Machine Learning at Founders and Coders V1

A level 7 apprenticeship focused on building and scaling industry-standard end-to-end deep learning systems, from data engineering to model design.

This document outlines the machine learning programme at Founders and Coders. Broadly speaking, our curriculum covers building and scaling end-to-end AI systems, the Transformer architecture and fine-tuning.

Project - Search & Recommendation Engines

We have split our curriculum into five phases. The first three phases focus on a single project.

Recommendation engines are complex systems. They are a close cousin of the search engine and are found at the core of all Big Tech companies. Given their complexity and the many moving parts, they require several areas of expertise, ranging from content understanding (e.g. video, image, object detection, text understanding) to engagement pattern recognition (e.g. coordinated behaviour). During the course, we will build a recommendation engine to production standards.

Recommendation engines need users, items and engagement between them. For this reason, we have created a simulation called SimNet. It consists of 100k users, divided into consumers and producers. Both types will interact with the platform in similar ways, but producers will also create content in the form of text and images.

SimNet users and creators are dynamic, aiming to mimic real-world behaviour. Thus, the level and type of interaction are dependent on previous recommendations. Good recommendations bring more users and engagement and, in turn, convert more users into creators. On the other hand, bad recommendations will decrease overall engagement, yielding a lower score.

Fig. 1 - High level view of TinyWorld and teams servers

Fig. 1 - High level view of TinyWorld and teams servers

Phase 1 - MLOps & Data Engineering

The initial phase will focus on one theme: What does it take to build the infrastructure to handle 50 requests per second while keeping latency low?

Such a system generates roughly 4 million data points every 24 hours and requires 1.5GB of daily storage. To tackle this scale, teams will be equipped with a Hetzner dedicated instance with 64GB of RAM, NVIDIA RTX A6000 GPUs and 1TB of SSD storage. Then, it will be the team's job to configure the machine and set up the entire infrastructure.

Data must be automatically processed to derive key metrics such as user retention, item popularity, user-item engagement, experiment outcomes between control and test groups, and feature extraction. In addition, offline jobs will require pipeline dependency management and scheduling workflows. In other words, teams will need to build ETL workflows and data warehouse solutions from the ground up.

During this phase, multiple topics will be covered, such as sharding, partitioning, distributed event store and stream processing, in-memory data structures, job schedulers, ETL pipelines, real-time monitoring, containerisation, and more.

Fig. 2 - Open source tools used in infrastructure

Fig. 2 - Open source tools used in infrastructure

Phase 2 - Deep Learning

Phase 2 will focus on core machine learning and deep learning techniques.
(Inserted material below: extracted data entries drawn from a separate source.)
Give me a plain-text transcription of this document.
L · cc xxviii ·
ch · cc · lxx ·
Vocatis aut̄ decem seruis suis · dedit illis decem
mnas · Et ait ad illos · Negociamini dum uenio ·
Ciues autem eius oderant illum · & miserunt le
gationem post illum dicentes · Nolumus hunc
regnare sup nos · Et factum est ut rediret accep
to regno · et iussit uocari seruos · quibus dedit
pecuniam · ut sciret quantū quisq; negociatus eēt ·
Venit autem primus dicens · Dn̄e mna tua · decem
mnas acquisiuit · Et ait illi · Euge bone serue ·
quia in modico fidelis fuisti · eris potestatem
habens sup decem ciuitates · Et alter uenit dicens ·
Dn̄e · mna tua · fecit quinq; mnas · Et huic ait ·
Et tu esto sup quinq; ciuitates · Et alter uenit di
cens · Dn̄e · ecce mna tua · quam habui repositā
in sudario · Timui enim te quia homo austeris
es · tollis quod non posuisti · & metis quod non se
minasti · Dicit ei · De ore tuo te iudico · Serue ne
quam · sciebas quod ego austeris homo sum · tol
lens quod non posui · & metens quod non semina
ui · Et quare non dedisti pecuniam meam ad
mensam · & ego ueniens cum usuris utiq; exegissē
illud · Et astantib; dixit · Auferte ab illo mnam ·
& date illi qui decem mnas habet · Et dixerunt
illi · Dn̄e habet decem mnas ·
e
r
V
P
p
Throughout this period, we will cover fundamental mathematical concepts in a practical way with the use of ‘morning challenges’ and built-in-house visualisation tools.

We will learn about different model architectures covering MLP, CNNs, RNNs, VAEs, GANs, Diffusers and Transformers. We will use PyTorch extensively to tackle both predictive and generative tasks. With the use of GPUs, we will train generative pre-trained transformers (GPT) from the ground up while at the same time using bigger models like LLaMA for fine-tuning and Stable Diffusion for image generation.

The goal through this phase is to get familiar with a variety of tasks, from text summarisation, zero-shot learning, image classification, object detection, instance segmentations, text and image generation, action recognition, topics extraction and more.